Klara überlegte, ob sie das Nächstliegende tun und ihn einfach wegen seines Outfits befragen sollte, aber was für eine Antwort würde da schon kommen? »Ja, ich bin ein perverses Schwein, das sich gerne kostümiert, bevor es Frauen verschleppt und vergewaltigt. Es tut mir leid, ich hätte es Ihnen gleich sagen sollen.«
Nein, jetzt, da sie den Wald verlassen und etwas Strecke zwischen sich und die Laube gebracht hatten, musste sie nur so schnell wie möglich aus dem Auto kommen. Im Grunde war es ihr egal, ob Hendrik ein Psychopath oder ein harmloser Spinner war. So oder so würde sie ihm nicht ihre Privatadresse verraten, und doch wollte und musste sie so schnell wie möglich dorthin. Zu Amelie. Diese Sehnsucht hatte Jules in ihr geweckt.

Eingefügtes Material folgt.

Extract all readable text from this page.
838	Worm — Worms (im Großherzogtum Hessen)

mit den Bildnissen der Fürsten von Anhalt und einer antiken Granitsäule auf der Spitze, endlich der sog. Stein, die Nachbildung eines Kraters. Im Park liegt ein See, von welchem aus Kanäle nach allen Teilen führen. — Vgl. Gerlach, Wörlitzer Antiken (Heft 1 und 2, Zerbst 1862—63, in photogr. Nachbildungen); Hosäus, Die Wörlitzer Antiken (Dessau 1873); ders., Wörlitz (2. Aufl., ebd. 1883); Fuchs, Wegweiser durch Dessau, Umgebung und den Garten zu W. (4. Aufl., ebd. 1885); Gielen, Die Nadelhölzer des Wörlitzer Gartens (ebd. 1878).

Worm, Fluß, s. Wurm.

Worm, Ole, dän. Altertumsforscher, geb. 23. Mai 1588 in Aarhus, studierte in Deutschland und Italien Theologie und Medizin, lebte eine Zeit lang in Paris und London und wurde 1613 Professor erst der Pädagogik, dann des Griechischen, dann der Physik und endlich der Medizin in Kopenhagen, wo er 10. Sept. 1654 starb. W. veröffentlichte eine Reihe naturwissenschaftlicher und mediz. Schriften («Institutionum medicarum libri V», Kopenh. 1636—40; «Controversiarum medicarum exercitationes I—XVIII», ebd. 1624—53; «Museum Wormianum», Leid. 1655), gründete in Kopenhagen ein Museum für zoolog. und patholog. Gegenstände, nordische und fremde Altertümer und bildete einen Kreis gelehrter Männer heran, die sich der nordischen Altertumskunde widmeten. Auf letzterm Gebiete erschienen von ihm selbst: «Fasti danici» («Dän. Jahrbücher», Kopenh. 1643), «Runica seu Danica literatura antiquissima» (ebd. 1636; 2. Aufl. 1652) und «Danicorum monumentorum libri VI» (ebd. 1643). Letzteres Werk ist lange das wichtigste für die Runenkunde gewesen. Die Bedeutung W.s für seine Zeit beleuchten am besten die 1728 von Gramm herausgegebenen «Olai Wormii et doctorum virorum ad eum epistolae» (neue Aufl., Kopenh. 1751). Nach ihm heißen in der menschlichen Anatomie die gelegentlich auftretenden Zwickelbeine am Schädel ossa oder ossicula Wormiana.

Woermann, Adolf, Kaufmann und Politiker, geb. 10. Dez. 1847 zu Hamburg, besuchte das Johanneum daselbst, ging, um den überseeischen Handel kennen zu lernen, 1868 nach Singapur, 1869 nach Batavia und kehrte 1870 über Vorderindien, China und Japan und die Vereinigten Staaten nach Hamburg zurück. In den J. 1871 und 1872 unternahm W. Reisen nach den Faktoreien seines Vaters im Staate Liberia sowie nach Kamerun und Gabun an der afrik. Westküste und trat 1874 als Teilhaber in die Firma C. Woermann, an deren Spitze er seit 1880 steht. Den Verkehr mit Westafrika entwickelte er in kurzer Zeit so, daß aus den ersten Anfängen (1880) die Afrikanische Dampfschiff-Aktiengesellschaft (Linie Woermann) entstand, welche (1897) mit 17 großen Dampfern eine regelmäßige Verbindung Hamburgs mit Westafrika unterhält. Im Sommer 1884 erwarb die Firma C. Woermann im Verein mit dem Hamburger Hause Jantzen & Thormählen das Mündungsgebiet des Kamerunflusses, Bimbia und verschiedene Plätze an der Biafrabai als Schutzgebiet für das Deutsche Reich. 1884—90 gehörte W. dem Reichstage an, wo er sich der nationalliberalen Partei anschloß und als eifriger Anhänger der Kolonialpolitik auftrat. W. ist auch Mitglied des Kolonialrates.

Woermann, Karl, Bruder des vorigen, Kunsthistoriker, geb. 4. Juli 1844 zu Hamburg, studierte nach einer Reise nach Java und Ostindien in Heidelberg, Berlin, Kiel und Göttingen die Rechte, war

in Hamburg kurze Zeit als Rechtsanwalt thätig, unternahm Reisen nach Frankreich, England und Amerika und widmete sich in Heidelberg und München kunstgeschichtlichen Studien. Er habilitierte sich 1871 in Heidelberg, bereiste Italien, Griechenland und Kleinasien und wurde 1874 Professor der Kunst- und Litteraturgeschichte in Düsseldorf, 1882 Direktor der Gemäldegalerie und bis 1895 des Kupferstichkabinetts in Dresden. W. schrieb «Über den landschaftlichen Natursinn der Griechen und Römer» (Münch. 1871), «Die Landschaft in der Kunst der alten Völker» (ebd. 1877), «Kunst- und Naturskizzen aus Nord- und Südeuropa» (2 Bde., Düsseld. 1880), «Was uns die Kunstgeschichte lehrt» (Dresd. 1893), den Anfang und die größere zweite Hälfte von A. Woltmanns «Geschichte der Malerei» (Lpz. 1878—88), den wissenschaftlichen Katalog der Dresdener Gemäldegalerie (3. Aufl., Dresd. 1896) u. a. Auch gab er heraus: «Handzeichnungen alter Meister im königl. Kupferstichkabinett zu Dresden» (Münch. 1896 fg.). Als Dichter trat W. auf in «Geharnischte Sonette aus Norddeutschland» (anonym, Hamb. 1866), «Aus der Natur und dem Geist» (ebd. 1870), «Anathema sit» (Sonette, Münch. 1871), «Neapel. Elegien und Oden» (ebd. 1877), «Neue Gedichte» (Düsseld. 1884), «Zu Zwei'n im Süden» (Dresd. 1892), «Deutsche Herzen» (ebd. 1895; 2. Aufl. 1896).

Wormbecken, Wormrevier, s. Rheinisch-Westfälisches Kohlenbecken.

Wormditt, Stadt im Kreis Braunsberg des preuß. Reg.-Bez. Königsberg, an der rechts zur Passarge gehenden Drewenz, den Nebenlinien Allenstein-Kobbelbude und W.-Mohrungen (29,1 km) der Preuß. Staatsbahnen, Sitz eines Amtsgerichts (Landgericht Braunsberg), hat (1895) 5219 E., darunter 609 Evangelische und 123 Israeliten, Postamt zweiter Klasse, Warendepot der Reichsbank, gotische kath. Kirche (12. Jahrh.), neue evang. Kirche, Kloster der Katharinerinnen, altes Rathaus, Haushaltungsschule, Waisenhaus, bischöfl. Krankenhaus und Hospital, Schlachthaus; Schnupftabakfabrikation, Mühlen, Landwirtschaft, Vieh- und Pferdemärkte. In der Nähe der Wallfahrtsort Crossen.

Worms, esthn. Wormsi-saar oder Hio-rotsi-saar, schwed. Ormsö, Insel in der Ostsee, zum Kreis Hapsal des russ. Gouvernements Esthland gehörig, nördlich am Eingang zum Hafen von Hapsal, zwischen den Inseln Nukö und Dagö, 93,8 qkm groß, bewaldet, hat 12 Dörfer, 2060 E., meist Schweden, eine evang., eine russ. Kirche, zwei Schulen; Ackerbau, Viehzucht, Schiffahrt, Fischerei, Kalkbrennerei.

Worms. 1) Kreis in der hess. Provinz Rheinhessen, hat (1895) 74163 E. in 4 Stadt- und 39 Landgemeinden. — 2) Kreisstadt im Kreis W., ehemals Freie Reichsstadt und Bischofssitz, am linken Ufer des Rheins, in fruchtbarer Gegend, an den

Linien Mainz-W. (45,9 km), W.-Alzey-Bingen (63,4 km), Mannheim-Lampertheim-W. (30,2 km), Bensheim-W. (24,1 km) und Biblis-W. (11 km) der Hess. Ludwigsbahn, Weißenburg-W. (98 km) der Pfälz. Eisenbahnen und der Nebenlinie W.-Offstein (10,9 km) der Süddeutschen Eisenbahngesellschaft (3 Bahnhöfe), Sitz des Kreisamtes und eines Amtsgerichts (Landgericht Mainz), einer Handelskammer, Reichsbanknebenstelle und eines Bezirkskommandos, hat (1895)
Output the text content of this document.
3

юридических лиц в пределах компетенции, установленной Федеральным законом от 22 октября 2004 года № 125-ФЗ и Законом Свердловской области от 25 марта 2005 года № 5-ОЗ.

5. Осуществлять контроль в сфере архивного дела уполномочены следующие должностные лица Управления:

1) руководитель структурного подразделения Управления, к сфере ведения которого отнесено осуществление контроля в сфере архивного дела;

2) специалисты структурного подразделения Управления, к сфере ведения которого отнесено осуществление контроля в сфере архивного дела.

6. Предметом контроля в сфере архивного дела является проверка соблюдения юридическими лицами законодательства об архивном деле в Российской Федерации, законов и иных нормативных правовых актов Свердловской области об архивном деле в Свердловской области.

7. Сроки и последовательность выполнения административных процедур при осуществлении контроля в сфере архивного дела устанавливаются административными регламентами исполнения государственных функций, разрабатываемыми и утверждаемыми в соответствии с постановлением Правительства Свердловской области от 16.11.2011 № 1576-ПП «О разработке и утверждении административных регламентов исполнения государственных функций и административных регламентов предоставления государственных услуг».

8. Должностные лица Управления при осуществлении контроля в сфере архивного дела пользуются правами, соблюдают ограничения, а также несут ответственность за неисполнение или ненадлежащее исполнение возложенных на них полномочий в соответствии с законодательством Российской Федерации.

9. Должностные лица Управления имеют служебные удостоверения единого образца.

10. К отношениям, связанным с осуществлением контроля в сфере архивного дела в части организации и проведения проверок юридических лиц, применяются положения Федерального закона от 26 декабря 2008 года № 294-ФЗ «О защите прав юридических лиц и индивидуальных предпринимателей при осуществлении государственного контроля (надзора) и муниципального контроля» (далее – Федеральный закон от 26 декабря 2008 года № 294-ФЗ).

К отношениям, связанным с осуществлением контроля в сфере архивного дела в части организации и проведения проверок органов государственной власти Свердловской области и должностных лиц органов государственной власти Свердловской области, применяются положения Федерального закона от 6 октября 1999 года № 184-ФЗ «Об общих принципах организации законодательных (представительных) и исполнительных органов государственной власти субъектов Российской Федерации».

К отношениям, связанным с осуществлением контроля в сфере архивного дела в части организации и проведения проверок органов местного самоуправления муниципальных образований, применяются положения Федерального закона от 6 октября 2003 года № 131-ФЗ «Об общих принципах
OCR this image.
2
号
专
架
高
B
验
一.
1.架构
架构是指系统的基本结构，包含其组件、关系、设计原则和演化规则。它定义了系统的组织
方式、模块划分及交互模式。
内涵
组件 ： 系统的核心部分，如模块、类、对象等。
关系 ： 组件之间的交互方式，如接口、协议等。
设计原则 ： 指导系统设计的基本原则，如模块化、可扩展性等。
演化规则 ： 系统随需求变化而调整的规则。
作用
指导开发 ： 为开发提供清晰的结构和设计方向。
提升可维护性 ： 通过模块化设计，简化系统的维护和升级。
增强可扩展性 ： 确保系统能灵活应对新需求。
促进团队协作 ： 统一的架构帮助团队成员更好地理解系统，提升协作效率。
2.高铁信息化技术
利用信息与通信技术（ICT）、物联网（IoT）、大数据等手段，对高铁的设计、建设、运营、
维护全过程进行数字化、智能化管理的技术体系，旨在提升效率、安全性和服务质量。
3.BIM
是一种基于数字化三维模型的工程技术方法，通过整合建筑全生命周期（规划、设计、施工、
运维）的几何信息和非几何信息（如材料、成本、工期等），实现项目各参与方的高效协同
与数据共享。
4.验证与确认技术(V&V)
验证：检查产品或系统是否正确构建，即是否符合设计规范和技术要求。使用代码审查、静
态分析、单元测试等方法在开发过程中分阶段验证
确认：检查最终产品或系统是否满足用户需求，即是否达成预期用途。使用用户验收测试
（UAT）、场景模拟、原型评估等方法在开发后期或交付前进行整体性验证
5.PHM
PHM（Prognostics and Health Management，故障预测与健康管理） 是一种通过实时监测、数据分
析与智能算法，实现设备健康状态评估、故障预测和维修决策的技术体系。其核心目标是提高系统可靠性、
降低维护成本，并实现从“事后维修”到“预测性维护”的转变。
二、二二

Klara wollte wenigstens ein letztes Mal das Gesicht ihrer Tochter sehen, ihre Hand halten, sie küssen, bevor Yannick oder Martin die Sache zu Ende bringen würden. So oder so, jeder auf seine Weise.
»Ich habe es mir anders überlegt«, sagte Klara. Sie passierten gerade das Kirchengebäude der Friedensgemeinde zu ihrer Linken. »Lassen Sie mich vorne am S-Bahnhof Heerstraße bitte aussteigen.«
Hendriks Antwort kam wie erwartet: »Auf gar keinen Fall.«
Er schaltete das Heizungsgebläse eine Stufe runter und den Scheibenwischer eine Stufe rauf, machte aber keine Anstalten, sich die Bartattrappe vom Gesicht zu reißen.
»Ein Kumpel von mir, Jürgen, wurde mal von einem Typen gerammt. Harmloser Zusammenstoß auf ner Kreuzung. Hatte zwar Nackenschmerzen und wollte sich erst nicht röntgen lassen. Zum Glück hat seine Olle ihn überredet. Und das Ende vom Lied: zwei Halswirbel jebrochen.«
»Bitte, ich will aussteigen.«
»Und ick will keinen Staatsanwalt, der mich fragt, wie ich es wagen konnte, eine Schwerverletzte mitten in der Nacht einfach wieder auszusetzen.«
»Ich bin nicht schwer verletzt.«
»Dachte Jürgen ooch und … hey, wat wird dit?«
Einer Eingebung folgend hatte Klara das Handschuhfach geöffnet. Und mit dem Inhalt, der aus der übervollen Ablage quoll, die Antwort auf die Frage gefunden, ob Hendrik ein harmloser Spinner oder ein gefährlicher Psycho war. Denn zwischen den Kondomen, Handschellen und Latexhandschuhen blitzten sowohl ein langes, gezacktes Messer als auch der Lauf einer Neun-Millimeter-Handfeuerwaffe hervor.